Noise is always a problem when at home. My parents both had careers that required them to wake up at dark hours of the morning which I usually reserved for drunken snores. The noise had to be kept to a minimum after about 10 o'clock. This means no music, no loud television and what I call "quiet sex." Quiet sex involves silent dirty talk and muffled cries of ecstasy, so I had to turn down the volume on my computer speakers when Jenna Jameson really got into it. In college, noise was usually not an issue as long as I didn't have douchebag neighbors. I could choose to either turn in at an early hour and ignore the noise or blast/dance to "Jump On It" at three in the morning. On your own, it's great. I can watch the four AM Sportscenter as loud as I want and sing along to Broadway show tunes without having guys either threaten to beat me up or ask me on dates.

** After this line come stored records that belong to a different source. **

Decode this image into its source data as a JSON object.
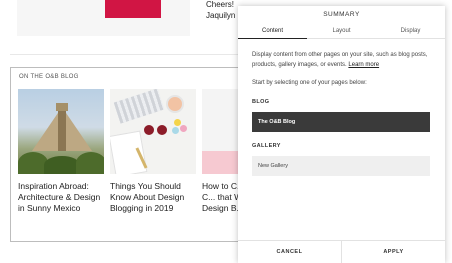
{
  "background": {
    "top_card_text": "Cheers!",
    "testimonial_lines": [
      "Cheers!",
      "Jaquilyn"
    ],
    "blog_section_label": "ON THE O&B BLOG",
    "posts": [
      {
        "title": "Inspiration Abroad: Architecture & Design in Sunny Mexico"
      },
      {
        "title": "Things You Should Know About Design Blogging in 2019"
      },
      {
        "title": "How to C... Editorial C... that Work... Design B..."
      }
    ]
  },
  "panel": {
    "title": "SUMMARY",
    "tabs": [
      {
        "label": "Content",
        "active": true
      },
      {
        "label": "Layout",
        "active": false
      },
      {
        "label": "Display",
        "active": false
      }
    ],
    "description": "Display content from other pages on your site, such as blog posts, products, gallery images, or events.",
    "learn_more": "Learn more",
    "start_text": "Start by selecting one of your pages below:",
    "sections": [
      {
        "label": "BLOG",
        "items": [
          {
            "label": "The O&B Blog",
            "selected": true
          }
        ]
      },
      {
        "label": "GALLERY",
        "items": [
          {
            "label": "New Gallery",
            "selected": false
          }
        ]
      }
    ],
    "cancel_label": "CANCEL",
    "apply_label": "APPLY"
  },
  "colors": {
    "accent_red": "#d11544",
    "selected_item": "#3a3a3a"
  }
}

This varies depending on your living situation at home. If you share a room with a brother, sister or grandmother, this can be something of a chore. Most people have their own rooms, though, and only have to worry that their Swedish penis pump or gigantic vibrator doesn't malfunction and force you to cry out and wake the family. For me, I was lucky enough to have my own room and thus ample opportunity to spank it. In college, masturbation becomes an art form. You have to learn your roommate's class schedule and secluded spots on campus to be able to get a full uninterrupted chance to shake hands with your downstairs neighbor. But in a way, the excitement of getting caught made it thrilling, and the difficulty of finding the right moment made each experience special. On my own, I could stop in the middle of this sentence and whack off (not a bad idea, I'll be right back) and return (after wiping off the keyboard) if I wanted to, and it really takes out some of the romance. I've found that cooking myself a nice dinner by candle light, putting on some romantic music, dimming the lights and gently rubbing myself down with exotic oils does a little to infuse some romance back into the whole process, but that still it isn't the same.
All in all, each situation has its own positive and negative sides. While I don't know which one is ideal, I do know that now is another perfect time to rub one out.